Not that I’ve always been a fan, mind you. I’ve always been in the situation of being unusually old as a gamer, and when EGM first came out it was writing to a 12 year old audience when I was in my late-20s. And it was about those lame console games when I was a computer gamer. A *real* gamer! 🙂 But the magazine seemed to grow up along with the first generation of gamers (and consoles) and for the past few years I’ve been reading EGM regularly. And it was OK. Which sounds like damning with faint praise, but OK is pretty good in the world of gaming mags. I’ll miss it.

I’m told the European gaming magazines are still quite good, but they’re a bit pricey for my tastes. In the US we’re left with GamePro (terrible the last time I looked at it; granted that was years ago) and Game Informer (house organ to that vilest of chains, Gamestop) and a few smaller niche mags like the curiously titled Beckett Massive Online Gamer.

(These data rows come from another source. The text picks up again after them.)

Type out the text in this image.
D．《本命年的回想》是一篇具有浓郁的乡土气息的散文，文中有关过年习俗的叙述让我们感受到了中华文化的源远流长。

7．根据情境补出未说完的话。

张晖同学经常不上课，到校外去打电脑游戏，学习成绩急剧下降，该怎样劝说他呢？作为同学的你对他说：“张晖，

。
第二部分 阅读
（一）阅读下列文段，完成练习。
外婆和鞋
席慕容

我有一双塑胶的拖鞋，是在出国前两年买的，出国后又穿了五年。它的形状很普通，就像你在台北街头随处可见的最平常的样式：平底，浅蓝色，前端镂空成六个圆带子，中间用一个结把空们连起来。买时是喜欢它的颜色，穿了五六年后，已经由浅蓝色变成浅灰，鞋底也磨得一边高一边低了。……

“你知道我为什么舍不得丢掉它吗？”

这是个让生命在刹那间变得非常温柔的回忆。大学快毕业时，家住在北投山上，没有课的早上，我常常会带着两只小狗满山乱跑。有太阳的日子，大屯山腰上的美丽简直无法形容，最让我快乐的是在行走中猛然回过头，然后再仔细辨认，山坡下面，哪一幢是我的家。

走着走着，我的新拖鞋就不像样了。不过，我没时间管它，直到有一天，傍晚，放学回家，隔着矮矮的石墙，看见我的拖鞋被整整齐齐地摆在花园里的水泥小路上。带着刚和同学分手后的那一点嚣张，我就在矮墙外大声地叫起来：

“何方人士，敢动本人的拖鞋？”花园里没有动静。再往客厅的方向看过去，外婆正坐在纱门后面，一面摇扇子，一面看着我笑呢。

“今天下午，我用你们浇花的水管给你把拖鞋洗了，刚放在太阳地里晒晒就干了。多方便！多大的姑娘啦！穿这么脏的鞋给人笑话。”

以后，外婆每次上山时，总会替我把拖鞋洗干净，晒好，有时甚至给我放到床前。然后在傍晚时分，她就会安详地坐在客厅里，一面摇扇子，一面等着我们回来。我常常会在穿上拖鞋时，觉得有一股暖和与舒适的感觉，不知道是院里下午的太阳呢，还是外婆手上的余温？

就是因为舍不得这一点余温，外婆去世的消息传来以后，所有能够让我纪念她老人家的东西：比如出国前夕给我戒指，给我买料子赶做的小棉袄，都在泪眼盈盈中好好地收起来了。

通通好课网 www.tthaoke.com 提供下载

I sometimes miss the heyday of gaming mags, when titles like Computer Gaming World and Strategy Plus (later Computer Games Magazine) were densely informational magazines packed full of great gaming info. And I hope you will forgive me that arrogance since I was an editor at the latter for a while, but it was a great mag way before I joined them and for a good while after I left.

Gaming blogs fill in the gaps to some extent, but there are so many of them that missing great posts is inevitable. Plus you can’t spend a lazy Sunday afternoon stretched out on the couch reading gaming blogs. Well, not as comfortably as you can a print mag.

1Up.Com has been sold to UGO and hopefully will stay 1Up.Com, but I guess we’ll see. I’ve managed to remain unaware of UGO, and I went there tonight and left quickly. Way to busy and EXTREME!!!! for my tastes, but then 1Up pretty much feels the same way.

Anyway EGM, thanks for all the information and entertainment you’ve offered over the years. John Davison (now at http://whattheyplay.com) was probably my favorite leader of that battle-weary clan of game journalists, but I was really looking forward to what James Mielke was going to do (he took over just a few months back). Ah well, the only constant in life is change, as they say.